Flatbreads must be a universal culinary creation, or something close to it. Just thinking about the general concept of starch mixed with liquid into a dough, then griddled on a hot surface or baked in the oven, you can come up with several different foods from around the world. Two foods that fall in this category, Russian blini and French crepes, are fancy-ish flatbreads that look similar, combine similar ingredients, and might occasionally be at risk of being mistaken for one another. Not that it would necessarily be a bad thing to have caviar on crepes or to fill your blini with ham and cheese, but there's a meaningful difference between the two.

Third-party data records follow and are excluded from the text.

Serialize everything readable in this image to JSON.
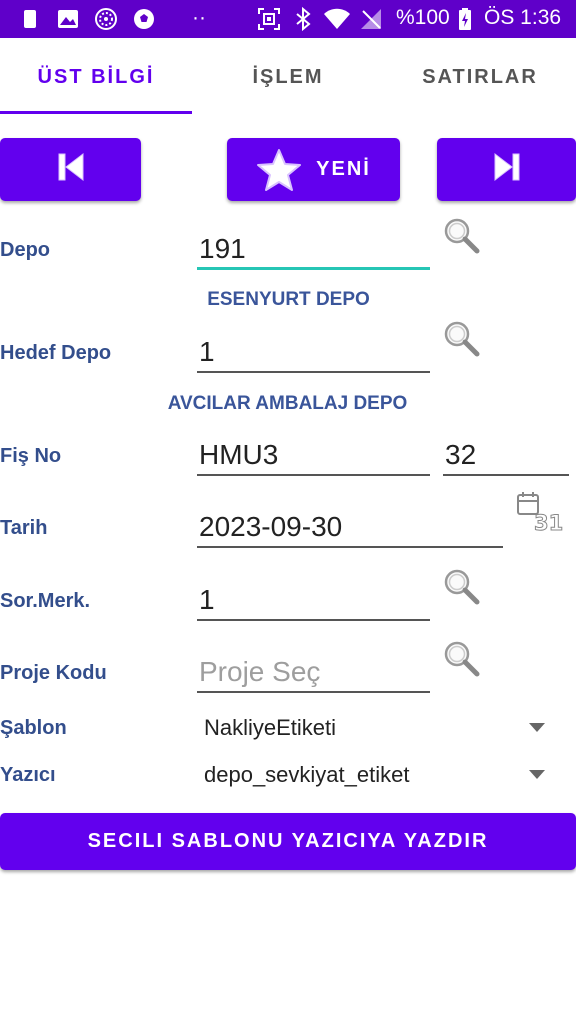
{
  "status_bar": {
    "battery_text": "%100",
    "time": "ÖS 1:36",
    "dots": "··"
  },
  "tabs": [
    {
      "label": "ÜST BİLGİ",
      "active": true
    },
    {
      "label": "İŞLEM",
      "active": false
    },
    {
      "label": "SATIRLAR",
      "active": false
    }
  ],
  "nav": {
    "new_label": "YENİ"
  },
  "form": {
    "depo": {
      "label": "Depo",
      "value": "191",
      "description": "ESENYURT DEPO"
    },
    "hedef_depo": {
      "label": "Hedef Depo",
      "value": "1",
      "description": "AVCILAR AMBALAJ DEPO"
    },
    "fis_no": {
      "label": "Fiş No",
      "series": "HMU3",
      "number": "32"
    },
    "tarih": {
      "label": "Tarih",
      "value": "2023-09-30",
      "calendar_day": "31"
    },
    "sor_merk": {
      "label": "Sor.Merk.",
      "value": "1"
    },
    "proje_kodu": {
      "label": "Proje Kodu",
      "placeholder": "Proje Seç"
    },
    "sablon": {
      "label": "Şablon",
      "selected": "NakliyeEtiketi"
    },
    "yazici": {
      "label": "Yazıcı",
      "selected": "depo_sevkiyat_etiket"
    }
  },
  "print_button": {
    "label": "SECILI SABLONU YAZICIYA YAZDIR"
  },
  "colors": {
    "primary": "#6200ee",
    "status_bar": "#5f00c9",
    "label": "#334e8c",
    "focus_underline": "#26c6b5"
  }
}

Start with the ingredients: One key difference is that, while Russian blini rely on yeast to make the batter rise, there's no leavening agent in French crepes. That means that blini tend to be more pancake-like, while crepes tend to be more ... well, crepe-like: silky and ultra-thin. (Blini are distinct from American-style pancakes, meanwhile, because pancakes usually aren't leavened with yeast — they typically rely on baking soda or baking powder.) Cultural backgrounds are just as important as ingredients when discussing the difference between blini and crepes. As with many food preparations that have been around for millennia, the actual origin of each is a bit hazy, but comes with pretty good stories nonetheless.

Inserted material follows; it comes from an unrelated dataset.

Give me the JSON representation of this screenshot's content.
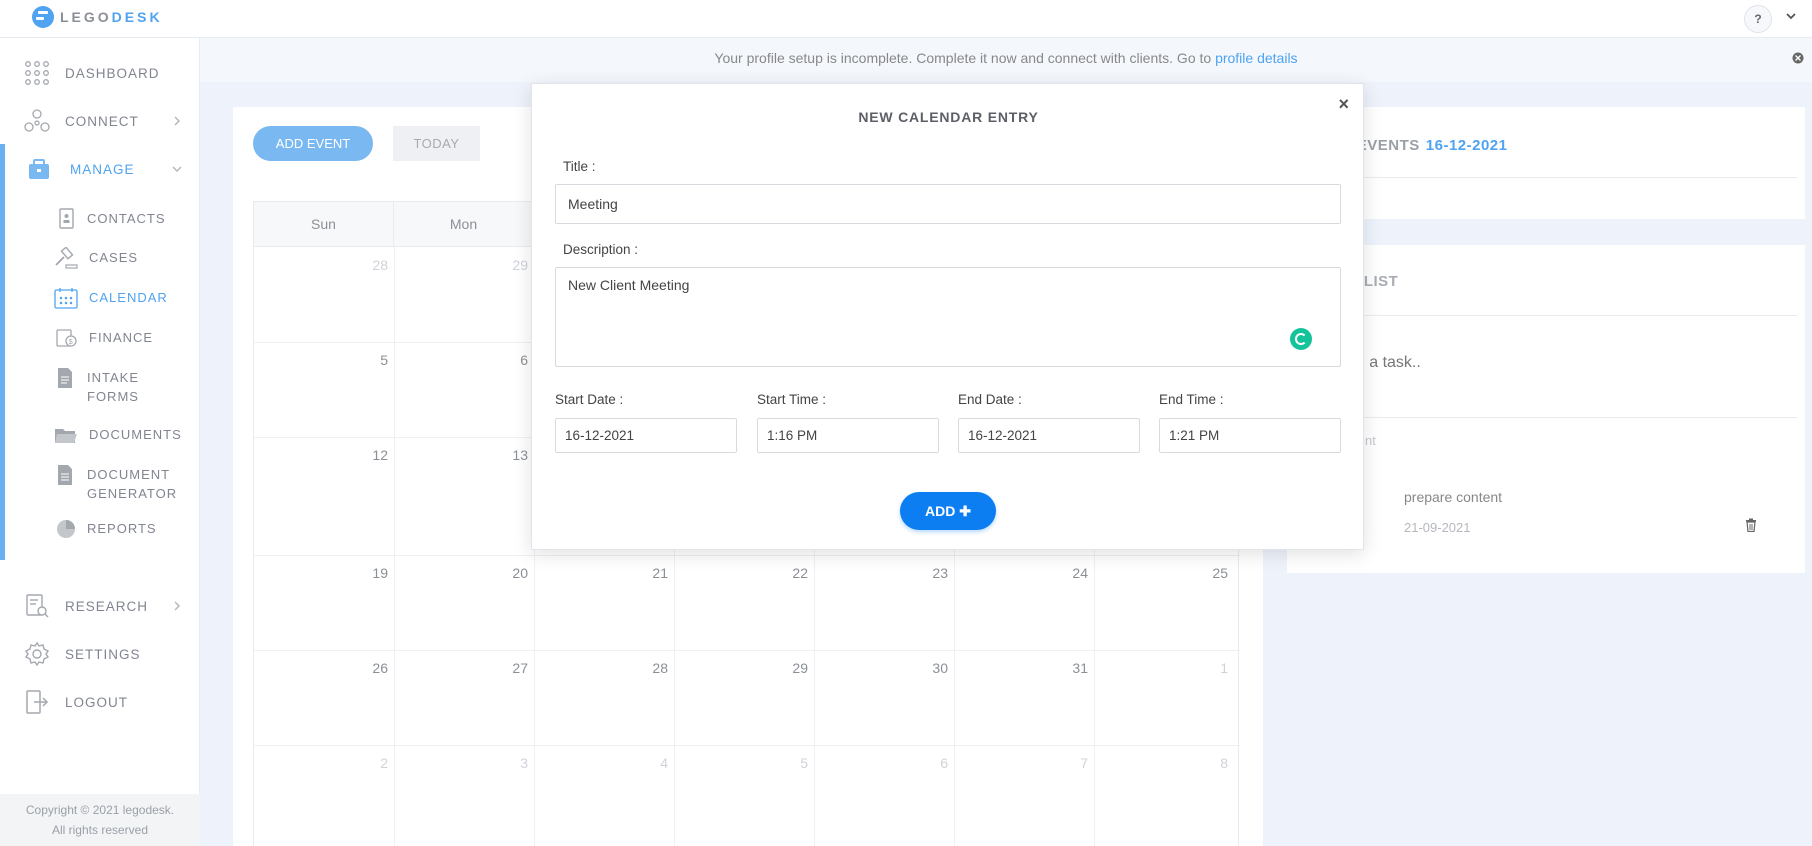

Russian blini aren't just delicious — they're also party food

Nowadays, blini are consumed year-round in Russia, but they're especially important during Maslenitsa, a weeklong festival occurring in February before the beginning of Russian Orthodox Lent. During Lent, consuming milk, cheese, and other dairy is forbidden. So, like Mardi Gras in New Orleans, Maslenitsa is a big celebration of excess — so much so that other names for it are "Butter Week" and "Cheese Week." ("Maslenitsa" comes from maslo, the Russian word for butter.) And what are folks putting all that butter on? You got it: blini, topped with caviar, sour cream, and other decadent treats.

The blini don't just fill bellies, though — they play an important symbolic role. Because Maslenitsa happens right before spring, the blini are thought to represent the sun, returning after the cold darkness of winter.

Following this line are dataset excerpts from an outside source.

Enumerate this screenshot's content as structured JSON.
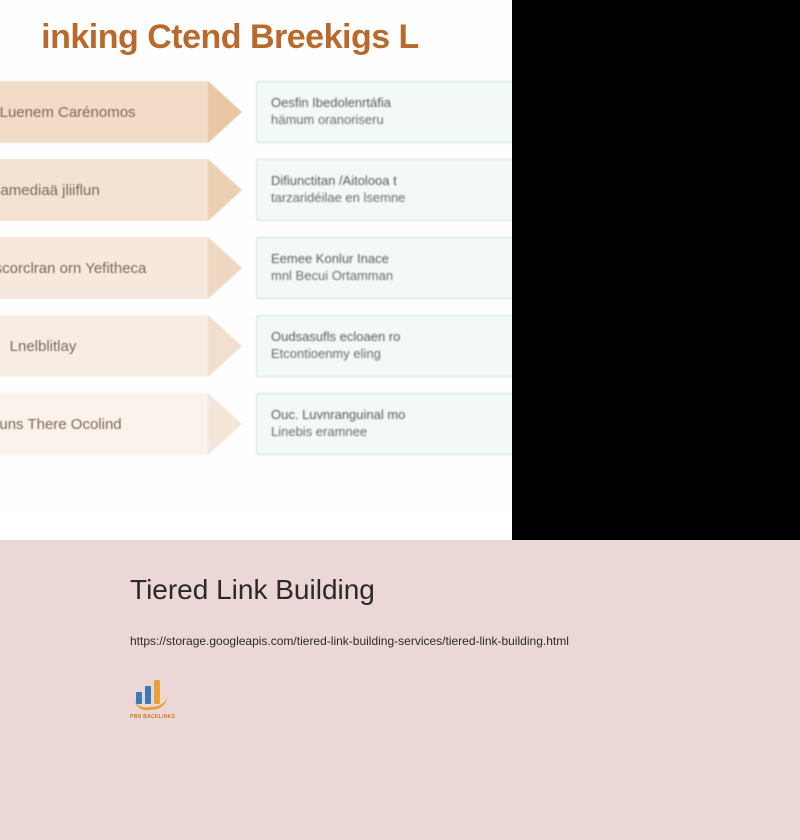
{
  "diagram": {
    "title": "inking Ctend Breekigs L",
    "rows": [
      {
        "label": "odiiar I Luenem Carénomos",
        "desc1": "Oesfin Ibedolenrtáfia",
        "desc2": "hämum oranoriseru"
      },
      {
        "label": "lisamediaä jliiflun",
        "desc1": "Difiunctitan /Aitolooa t",
        "desc2": "tarzaridéilae en lsemne"
      },
      {
        "label": "ansc Cuscorclran orn Yefitheca",
        "desc1": "Eemee Konlur Inace",
        "desc2": "mnl Becui Ortamman"
      },
      {
        "label": "Lnelblitlay",
        "desc1": "Oudsasufls ecloaen ro",
        "desc2": "Etcontioenmy eling"
      },
      {
        "label": "Cosguns There Ocolind",
        "desc1": "Ouc. Luvnranguinal mo",
        "desc2": "Linebis eramnee"
      }
    ]
  },
  "page": {
    "heading": "Tiered Link Building",
    "url": "https://storage.googleapis.com/tiered-link-building-services/tiered-link-building.html",
    "logo_text": "PBN BACKLINKS"
  }
}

What makes blini, blini? At their most basic, they come from a batter classically made with buckwheat flour — though other flours, such as rye and wheat, can be used. Dropped onto a hot surface or baked in the oven, dollops of batter puff up due to the inclusion of yeast. (Blini is the plural, by the way; a single flatbread is called blin, while miniature blini like the ones in this recipe are called blinchiki.) They most famously serve as a platform for sour cream and caviar, though folks also adorn them with sweet toppings like jam or honey. And, as always, butter.

Crepes are super-thin pancakes that can be sweet or savory

As it happens, crepes also have a symbolic significance during a winter holiday: La Chandeleur, or Candlemas, which marks the 40th day after Christmas. Candlemas is observed on February 2, aka Le Jour des Crepes. As with blini in Russia, the round golden crepes eaten all over France on this day are thought to symbolize the return of the sun as winter gives way to spring — though they may represent coins as well.

In one popular origin story, the crepe's creation is credited to a woman who spilled buckwheat porridge onto a hot, flat cooking surface. The fact that many crepes are made with buckwheat flour suggests they might come from Brittany, a region where buckwheat — unlike regular wheat — grows well. But crepes today are not always made with buckwheat — plenty rely on plain old wheat flour. 

Unlike puffier blini, crepes are basically very thin pancakes, made from a batter of flour, eggs, and milk, and cooked in a little butter in a pan or on a flat surface. They also can be savory or sweet. Anybody who's wandered around Paris (or an American state fair, for that matter, as crepes have become ubiquitous in the States, too) can tell you that options range from crepes filled with ham and cheese to ones smeared with Nutella or jam and showered in powdered sugar. Beyond simple combos like this, crepes can be turned into something much more elaborate: fancy a multi-layered crepe cake, anyone?